Bir taraf panikte, diğeri rahat!
Hatta “BDP’lilerin sızdırdığı İmralı görüşmesini”i yazan Namık Durukan’a bile kızdı. Partisinin milletvekillerine konuşma yasağı bile getirdi.. Oysa onun bu haline karşılık BDP ve PKK çok rahat, hiçbir çekinceleri olmadan ağızlarına geleni söylüyorlar. Adeta “devlet” onlarmış gibi..
Yakında “olacaklarının” güveni midir bilinmez.. Zira Tuğluk beklenen Öcalan açıklamasından önce açıklamış, sürprizi (!) bozmuş. Söylüyor:
“Öcalan’a özgürlük.. Kürdistan’a statü”.. Türkiye’de de bir Kürdistan devleti kurulmuş,adı da konmuş.. Kurulmamışsa bile Güneydoğu’nun adı “Kürdistan” olmuş.. Nereden nereye kadar, onu da söylemişlerdi bir ara, yakında gelir tekrarı..
“Çözüm istiyorlarsa Öcalan’ı serbest bırakacaklar..”
“Kendi kendimizi yönetmek istiyoruz..” “Özerk Kürdistan kurulana kadar..”
“İçinde bulunduğumuz süreç mücadele sürecidir (..) İstediklerimizi gerçekleştirmezlerse tek bir seçenek kalıyor, direnişimizi yürütmek”.. Yani “teröre devam”!
Eyaletlere bölerek...
Şimdi artık besbelli ki; ya “başkanlık sistemi için böyle gerekiyor” diyerek veya “Yerel yönetimler Yasası’nda eyalet sistemi getiriyoruz, her eyalet kendini yönetecek” diyerek Türkiye ’ye yeni bir şekil verilecek.. Bir değil,birçok bölgeye bölününce fazla tepki çekmeyecek.
Sonra mı? Sonrası için “İspanya’da bitmeyen Bask ve Katalonya sorunu”nu bir zahmet okuyun bilgisayarlarınızdan.. Yıllardır örnek verilen buydu çünkü!
Ergenekon ve Balyoz fiyaskodur!
Lafı eğip bükmeye gerek yok, Türkiye’de korkudan söylenemeyenleri ABD’nin “The Wall Street Journal” gazetesi açıkça yazmış son kararlardan sonra.. Deneyimli analistlerin görüşlerine dayanarak “Mahkemenin bu kararlarının bağımsız bir yargı tarafından alınan kararlar olduğuna inanmanın güç olduğu, savcılığın sanıklara karşı sert muamelesi ve verilen kararların Erdoğan’a ‘eski müttefikleri bir kenara bırakmaması yönünde uyarı olduğu’ , Başbuğ için müebbet istenmesinin Başbakan’a yönelik güçlü bir sinyal olduğu” anlatıldıktan sonra “Erdoğan ile Fethullah Gülen arasındaki bağların yıpranması”ndan söz ediliyor.
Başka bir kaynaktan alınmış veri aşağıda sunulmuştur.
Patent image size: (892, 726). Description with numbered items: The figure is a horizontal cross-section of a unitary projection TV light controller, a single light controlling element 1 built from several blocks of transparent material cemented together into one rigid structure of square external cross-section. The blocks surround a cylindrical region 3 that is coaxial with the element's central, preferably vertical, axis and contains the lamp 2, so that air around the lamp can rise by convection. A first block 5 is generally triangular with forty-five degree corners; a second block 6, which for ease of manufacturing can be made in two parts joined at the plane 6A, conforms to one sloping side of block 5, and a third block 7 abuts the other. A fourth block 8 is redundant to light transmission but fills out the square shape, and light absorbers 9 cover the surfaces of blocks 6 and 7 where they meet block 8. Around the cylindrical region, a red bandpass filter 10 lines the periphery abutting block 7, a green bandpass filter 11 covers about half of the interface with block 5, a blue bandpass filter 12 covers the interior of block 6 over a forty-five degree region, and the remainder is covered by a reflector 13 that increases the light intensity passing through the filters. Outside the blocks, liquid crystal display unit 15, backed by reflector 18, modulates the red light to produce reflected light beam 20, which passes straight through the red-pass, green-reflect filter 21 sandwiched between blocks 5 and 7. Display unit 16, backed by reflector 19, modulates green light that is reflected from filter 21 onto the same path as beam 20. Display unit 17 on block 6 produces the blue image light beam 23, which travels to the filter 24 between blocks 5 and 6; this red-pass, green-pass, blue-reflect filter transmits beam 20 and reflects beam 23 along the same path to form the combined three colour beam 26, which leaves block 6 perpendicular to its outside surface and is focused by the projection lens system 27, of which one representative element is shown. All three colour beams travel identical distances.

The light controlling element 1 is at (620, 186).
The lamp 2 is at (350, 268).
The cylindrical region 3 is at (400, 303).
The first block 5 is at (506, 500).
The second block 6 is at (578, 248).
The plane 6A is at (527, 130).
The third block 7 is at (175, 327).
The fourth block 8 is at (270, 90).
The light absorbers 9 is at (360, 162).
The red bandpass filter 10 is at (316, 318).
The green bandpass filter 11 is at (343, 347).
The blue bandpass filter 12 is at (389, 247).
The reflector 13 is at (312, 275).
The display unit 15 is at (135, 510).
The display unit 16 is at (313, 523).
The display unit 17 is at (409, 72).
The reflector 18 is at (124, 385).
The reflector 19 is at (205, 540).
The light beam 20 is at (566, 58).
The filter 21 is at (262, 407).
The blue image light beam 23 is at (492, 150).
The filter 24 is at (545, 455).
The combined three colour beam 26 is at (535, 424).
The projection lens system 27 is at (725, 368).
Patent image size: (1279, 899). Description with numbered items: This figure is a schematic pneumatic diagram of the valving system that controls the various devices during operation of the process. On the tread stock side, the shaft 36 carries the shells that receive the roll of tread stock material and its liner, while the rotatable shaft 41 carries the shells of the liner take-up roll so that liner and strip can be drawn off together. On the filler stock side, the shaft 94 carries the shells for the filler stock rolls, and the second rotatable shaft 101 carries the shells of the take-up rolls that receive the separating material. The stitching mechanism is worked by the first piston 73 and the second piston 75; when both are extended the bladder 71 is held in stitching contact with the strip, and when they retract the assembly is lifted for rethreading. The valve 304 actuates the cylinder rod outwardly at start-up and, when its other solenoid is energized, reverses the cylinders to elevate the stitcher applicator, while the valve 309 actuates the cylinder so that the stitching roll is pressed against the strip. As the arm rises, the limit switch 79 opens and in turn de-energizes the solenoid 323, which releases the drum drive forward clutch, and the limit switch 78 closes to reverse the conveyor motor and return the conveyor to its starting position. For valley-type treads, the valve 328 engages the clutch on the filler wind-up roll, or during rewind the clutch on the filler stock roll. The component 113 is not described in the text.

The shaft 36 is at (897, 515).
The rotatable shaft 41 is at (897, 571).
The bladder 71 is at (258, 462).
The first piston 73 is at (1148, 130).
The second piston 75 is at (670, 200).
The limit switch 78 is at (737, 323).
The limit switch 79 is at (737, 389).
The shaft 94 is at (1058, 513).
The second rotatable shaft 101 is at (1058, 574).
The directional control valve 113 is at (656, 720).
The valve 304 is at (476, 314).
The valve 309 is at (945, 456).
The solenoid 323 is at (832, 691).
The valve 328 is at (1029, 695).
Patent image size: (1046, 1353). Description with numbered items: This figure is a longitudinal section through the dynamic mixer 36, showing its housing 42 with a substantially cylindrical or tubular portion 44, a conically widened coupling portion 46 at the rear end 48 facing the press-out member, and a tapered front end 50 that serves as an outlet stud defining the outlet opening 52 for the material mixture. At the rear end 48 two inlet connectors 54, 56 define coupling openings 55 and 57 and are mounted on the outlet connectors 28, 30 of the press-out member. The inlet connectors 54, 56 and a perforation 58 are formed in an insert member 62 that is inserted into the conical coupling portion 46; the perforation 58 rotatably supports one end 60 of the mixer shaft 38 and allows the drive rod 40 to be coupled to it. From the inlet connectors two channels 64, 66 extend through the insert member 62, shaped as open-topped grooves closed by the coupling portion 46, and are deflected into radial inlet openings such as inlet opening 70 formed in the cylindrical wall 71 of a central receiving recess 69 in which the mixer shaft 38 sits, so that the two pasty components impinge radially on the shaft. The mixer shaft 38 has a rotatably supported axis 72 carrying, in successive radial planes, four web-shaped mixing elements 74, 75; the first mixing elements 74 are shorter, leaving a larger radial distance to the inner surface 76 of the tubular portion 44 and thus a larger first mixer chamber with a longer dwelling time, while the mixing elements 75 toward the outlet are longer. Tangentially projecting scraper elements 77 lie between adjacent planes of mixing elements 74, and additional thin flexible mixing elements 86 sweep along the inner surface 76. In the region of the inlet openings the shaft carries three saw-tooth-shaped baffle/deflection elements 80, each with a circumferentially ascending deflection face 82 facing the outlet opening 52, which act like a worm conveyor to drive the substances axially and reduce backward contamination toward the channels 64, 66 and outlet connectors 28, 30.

Mesela Ergenekon davasının başlangıçta halk arasında destek bulduğu ama “uzun tutukluluklar”, “milletvekili seçilenlerin göreve başlamasına izin verilmemesi”, 31 “gizli tanığın” ifadelerine dayanan kararlardan sonra nüfusun geniş bölümünün “davaya karşı” tavır alması..
Bardağı taşıran damla
Halkın tepkisinde bardağı taşıran damlanın “PKK eski liderlerinden Şemdin Sakık’ın tanık olarak dinlenmesi” olduğu belirtilmiş. Biz tamamlayalım; Sakık tanık olurken İlker Başbuğ davasında tanıklık yapmak isteyen “eski üst düzey komutanlar”ın tanıklığının mahkeme tarafından reddedilmesi tam bir hukuk skandalıydı.
Hukuk skandallarının başında ise DGM’lerin yerine özel yetki, özel dokunulmazlık sağlanarak getirilen ve sonra “hukuka aykırı” bulunarak, “devlet içinde devlet oldular” denerek kaldırılan “özel yetkili mahkemeler” in Ergenekon ve Balyoz davalarına hala bakmaları geliyor tabii.
Yargı şahıs çekişmesi halinde
Bu “yargıda devlet içinde devlet mahkemeler” iddiası ise Wall Street Journal yorumunda görüldüğü gibi “iki kişinin ve onlara ait grupların çekişmesi” haline gelmiş. Biz söylemiyoruz, onlar söylüyor..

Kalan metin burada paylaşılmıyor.